Non a caso, il governo non ha mai dato vita alla più volte promessa Conferenza nazionale sui trasporti.
 
"Ogni tre anni c’è una stella marina, ogni tre stelle c’è un aereo che vola". Sopra le nostre teste, in qualsiasi momento della giornata, stanno transitando più di venti milioni di persone: questa è la mole mondiale del traffico aereo, settore sempre più strategico nella globalizzazione. Un settore in crescita vertiginosa. Ma, se il trasporto aereo sta vivendo a livello internazionale un momento di grande espansione, all’aeroporto intercontinentale di Fiumicino, la più grande "fabbrica" del Lazio, con più di 28 mila occupati, è stata invece avviata un’operazione aziendale che mira a una riduzione drastica del personale e a una precarizzazione senza precedenti.

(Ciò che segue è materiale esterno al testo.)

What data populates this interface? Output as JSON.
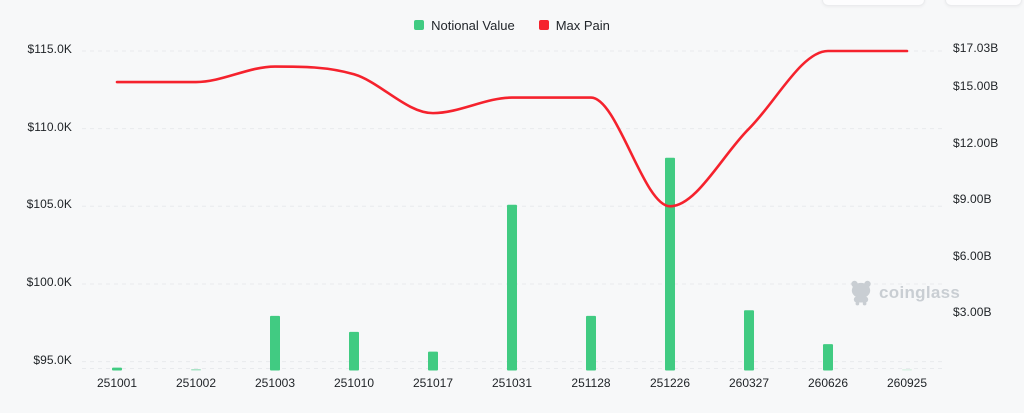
{
  "page": {
    "background": "#f7f8f9"
  },
  "header": {
    "partial_buttons": [
      {
        "name": "partial-button-left"
      },
      {
        "name": "partial-button-right"
      }
    ]
  },
  "legend": {
    "items": [
      {
        "label": "Notional Value",
        "color": "#41cb82"
      },
      {
        "label": "Max Pain",
        "color": "#f5222d"
      }
    ]
  },
  "watermark": {
    "text": "coinglass"
  },
  "chart_data": {
    "type": "combo",
    "categories": [
      "251001",
      "251002",
      "251003",
      "251010",
      "251017",
      "251031",
      "251128",
      "251226",
      "260327",
      "260626",
      "260925"
    ],
    "series": [
      {
        "name": "Notional Value",
        "type": "bar",
        "axis": "right",
        "unit": "billion USD",
        "values": [
          0.15,
          0.08,
          2.9,
          2.05,
          1.0,
          8.8,
          2.9,
          11.3,
          3.2,
          1.4,
          0.05
        ],
        "colors": [
          "#41cb82",
          "#a9e3c6",
          "#41cb82",
          "#41cb82",
          "#41cb82",
          "#41cb82",
          "#41cb82",
          "#41cb82",
          "#41cb82",
          "#41cb82",
          "#d7f0e2"
        ]
      },
      {
        "name": "Max Pain",
        "type": "line",
        "axis": "left",
        "unit": "USD",
        "color": "#f5222d",
        "values": [
          113000,
          113000,
          114000,
          113500,
          111000,
          112000,
          112000,
          105000,
          110000,
          115000,
          115000
        ]
      }
    ],
    "left_axis": {
      "tick_labels": [
        "$115.0K",
        "$110.0K",
        "$105.0K",
        "$100.0K",
        "$95.0K"
      ],
      "tick_values": [
        115000,
        110000,
        105000,
        100000,
        95000
      ]
    },
    "right_axis": {
      "tick_labels": [
        "$17.03B",
        "$15.00B",
        "$12.00B",
        "$9.00B",
        "$6.00B",
        "$3.00B"
      ],
      "tick_values": [
        17.03,
        15,
        12,
        9,
        6,
        3
      ]
    },
    "grid": "horizontal-dashed",
    "legend_position": "top-center"
  }
}
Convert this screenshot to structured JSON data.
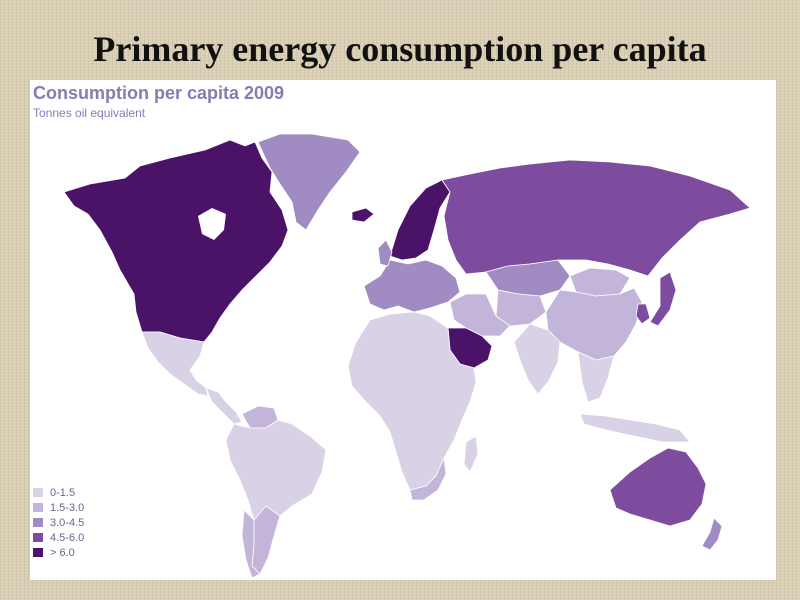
{
  "slide": {
    "title": "Primary energy consumption  per capita"
  },
  "map": {
    "title": "Consumption per capita 2009",
    "subtitle": "Tonnes oil equivalent",
    "colors": {
      "c0": "#d9d1e6",
      "c1": "#c2b5d9",
      "c2": "#a08cc3",
      "c3": "#7d4c9e",
      "c4": "#4a1368"
    },
    "legend": [
      {
        "label": "0-1.5",
        "class": "c0"
      },
      {
        "label": "1.5-3.0",
        "class": "c1"
      },
      {
        "label": "3.0-4.5",
        "class": "c2"
      },
      {
        "label": "4.5-6.0",
        "class": "c3"
      },
      {
        "label": "> 6.0",
        "class": "c4"
      }
    ],
    "regions": [
      {
        "name": "north-america",
        "class": "c4"
      },
      {
        "name": "greenland",
        "class": "c2"
      },
      {
        "name": "mexico",
        "class": "c0"
      },
      {
        "name": "central-america",
        "class": "c0"
      },
      {
        "name": "venezuela",
        "class": "c1"
      },
      {
        "name": "south-america",
        "class": "c0"
      },
      {
        "name": "argentina",
        "class": "c1"
      },
      {
        "name": "chile",
        "class": "c1"
      },
      {
        "name": "iceland",
        "class": "c4"
      },
      {
        "name": "scandinavia",
        "class": "c4"
      },
      {
        "name": "western-europe",
        "class": "c2"
      },
      {
        "name": "russia",
        "class": "c3"
      },
      {
        "name": "kazakhstan",
        "class": "c2"
      },
      {
        "name": "central-asia",
        "class": "c1"
      },
      {
        "name": "middle-east",
        "class": "c1"
      },
      {
        "name": "saudi-arabia",
        "class": "c4"
      },
      {
        "name": "africa",
        "class": "c0"
      },
      {
        "name": "south-africa",
        "class": "c1"
      },
      {
        "name": "china",
        "class": "c1"
      },
      {
        "name": "mongolia",
        "class": "c1"
      },
      {
        "name": "india",
        "class": "c0"
      },
      {
        "name": "southeast-asia",
        "class": "c0"
      },
      {
        "name": "indonesia",
        "class": "c0"
      },
      {
        "name": "japan",
        "class": "c3"
      },
      {
        "name": "korea",
        "class": "c3"
      },
      {
        "name": "australia",
        "class": "c3"
      },
      {
        "name": "new-zealand",
        "class": "c2"
      },
      {
        "name": "madagascar",
        "class": "c0"
      }
    ]
  }
}
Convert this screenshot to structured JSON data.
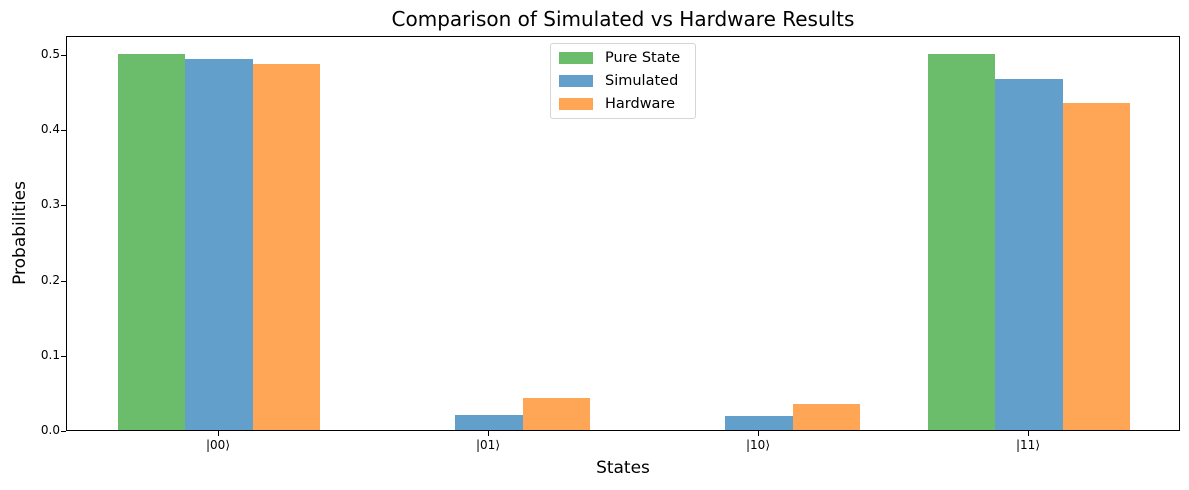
{
  "chart_data": {
    "type": "bar",
    "title": "Comparison of Simulated vs Hardware Results",
    "xlabel": "States",
    "ylabel": "Probabilities",
    "categories": [
      "|00⟩",
      "|01⟩",
      "|10⟩",
      "|11⟩"
    ],
    "series": [
      {
        "name": "Pure State",
        "color": "#6bbd6b",
        "values": [
          0.5,
          0.0,
          0.0,
          0.5
        ]
      },
      {
        "name": "Simulated",
        "color": "#629fca",
        "values": [
          0.493,
          0.02,
          0.019,
          0.467
        ]
      },
      {
        "name": "Hardware",
        "color": "#ffa556",
        "values": [
          0.487,
          0.043,
          0.034,
          0.435
        ]
      }
    ],
    "ylim": [
      0,
      0.525
    ],
    "yticks": [
      "0.0",
      "0.1",
      "0.2",
      "0.3",
      "0.4",
      "0.5"
    ],
    "grid": false,
    "legend_position": "upper center"
  }
}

Identica operazione si sta verificando all’interno della nostra compagnia di bandiera, l’Alitalia, che rappresenta per lo scalo della Capitale oltre il 60 per cento del traffico complessivo. E non si tratta solo dell’effetto diretto dell’apertura dello scalo di Malpensa 2000, ma di una vera e propria tendenza in tutto il sistema italiano di trasporto aereo. I numeri sono significativi: 1.600 precari nel solo aeroporto di Fiumicino. Altri quattrocento stagionali Alitalia negli scali dell’Italia centrale. Il rapporto fra Alitalia e Aeroporti di Roma ha rappresentato sempre un’anomalia: in origine, tutt’e due le società rientravano nell’Iri, e più volte si sono ritrovate a mettere in atto operazioni finanziarie e proprietarie a dir poco azzardate. Non a caso, per un certo periodo, l’Alitalia ha detenuto una quota consistente delle azioni Aeroporti di Roma, consentendo così un giro di denaro fresco nelle casse della società gestrice. Una società dell’Iri che compra, attraverso un’altra società dell’Iri, un pezzo di una terza società dell’Iri: solo per mettere in movimento denaro.